Bosman R J
Department of Intensive Care, Onze Lieve Vrouwe Gasthuis, P.O. Box 95500, 1090 HM Amsterdam, Netherlands.
Best Pract Res Clin Anaesthesiol. 2009 Mar;23(1):15-26. doi: 10.1016/j.bpa.2008.10.001.
The number of operating rooms and intensive care departments equipped with a clinical information system (CIS) is rapidly expanding. Amongst the putative advantages of such an installation, reduction in workload for the clinician is one of the most appealing. The scarce studies looking at workload variations associated with the implementation of a CIS, only focus on direct workload discarding indirect changes in workload. Descriptions of the various methods to quantify workload are provided.

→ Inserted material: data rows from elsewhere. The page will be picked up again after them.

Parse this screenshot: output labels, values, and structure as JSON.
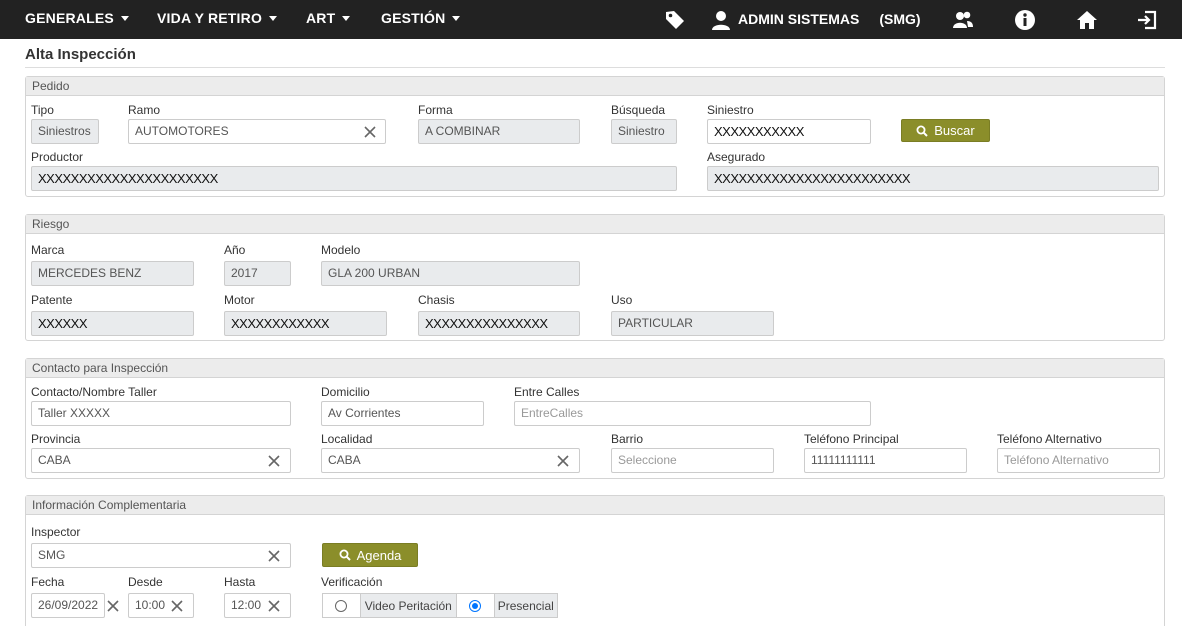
{
  "nav": {
    "menus": [
      "GENERALES",
      "VIDA Y RETIRO",
      "ART",
      "GESTIÓN"
    ],
    "user": "ADMIN SISTEMAS",
    "org": "(SMG)",
    "icons": [
      "tag-icon",
      "user-icon",
      "users-icon",
      "info-icon",
      "home-icon",
      "logout-icon"
    ]
  },
  "page_title": "Alta Inspección",
  "pedido": {
    "header": "Pedido",
    "tipo_label": "Tipo",
    "tipo_value": "Siniestros",
    "ramo_label": "Ramo",
    "ramo_value": "AUTOMOTORES",
    "forma_label": "Forma",
    "forma_value": "A COMBINAR",
    "busqueda_label": "Búsqueda",
    "busqueda_value": "Siniestro",
    "siniestro_label": "Siniestro",
    "siniestro_value": "XXXXXXXXXXX",
    "buscar_label": "Buscar",
    "productor_label": "Productor",
    "productor_value": "XXXXXXXXXXXXXXXXXXXXXX",
    "asegurado_label": "Asegurado",
    "asegurado_value": "XXXXXXXXXXXXXXXXXXXXXXXX"
  },
  "riesgo": {
    "header": "Riesgo",
    "marca_label": "Marca",
    "marca_value": "MERCEDES BENZ",
    "anio_label": "Año",
    "anio_value": "2017",
    "modelo_label": "Modelo",
    "modelo_value": "GLA 200  URBAN",
    "patente_label": "Patente",
    "patente_value": "XXXXXX",
    "motor_label": "Motor",
    "motor_value": "XXXXXXXXXXXX",
    "chasis_label": "Chasis",
    "chasis_value": "XXXXXXXXXXXXXXX",
    "uso_label": "Uso",
    "uso_value": "PARTICULAR"
  },
  "contacto": {
    "header": "Contacto para Inspección",
    "nombre_label": "Contacto/Nombre Taller",
    "nombre_value": "Taller XXXXX",
    "domicilio_label": "Domicilio",
    "domicilio_value": "Av Corrientes",
    "entre_label": "Entre Calles",
    "entre_placeholder": "EntreCalles",
    "provincia_label": "Provincia",
    "provincia_value": "CABA",
    "localidad_label": "Localidad",
    "localidad_value": "CABA",
    "barrio_label": "Barrio",
    "barrio_placeholder": "Seleccione",
    "tel_label": "Teléfono Principal",
    "tel_value": "11111111111",
    "tel_alt_label": "Teléfono Alternativo",
    "tel_alt_placeholder": "Teléfono Alternativo"
  },
  "info": {
    "header": "Información Complementaria",
    "inspector_label": "Inspector",
    "inspector_value": "SMG",
    "agenda_label": "Agenda",
    "fecha_label": "Fecha",
    "fecha_value": "26/09/2022",
    "desde_label": "Desde",
    "desde_value": "10:00",
    "hasta_label": "Hasta",
    "hasta_value": "12:00",
    "verificacion_label": "Verificación",
    "verificacion_options": [
      "Video Peritación",
      "Presencial"
    ],
    "verificacion_selected": "Presencial"
  },
  "colors": {
    "nav_bg": "#222222",
    "button": "#8b8e2a",
    "radio_selected": "#0075ff"
  }
}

The hypothesis that a third generation CIS can reduce documentation time for ICU nurses and increase time they spend on patient care, is supported by recent literature. Though it seems obvious to extrapolate these advantages of a CIS to the anesthesiology department or physicians in the intensive care, studies examining this assumption are scarce.
配备临床信息系统(CIS)的手术室和重症监护科室数量正在迅速增加。在这种设施的诸多假定优势中,减轻临床医生的工作量是最具吸引力的优势之一。为数不多的研究关注与CIS实施相关的工作量变化,但仅着眼于直接工作量,而忽略了工作量的间接变化。文中提供了各种量化工作量方法的描述。近期文献支持这样一种假设,即第三代CIS可以减少重症监护病房护士的记录时间,并增加他们用于患者护理的时间。尽管将CIS的这些优势推广到麻醉科或重症监护室医生身上似乎是显而易见的,但检验这一假设的研究却很少。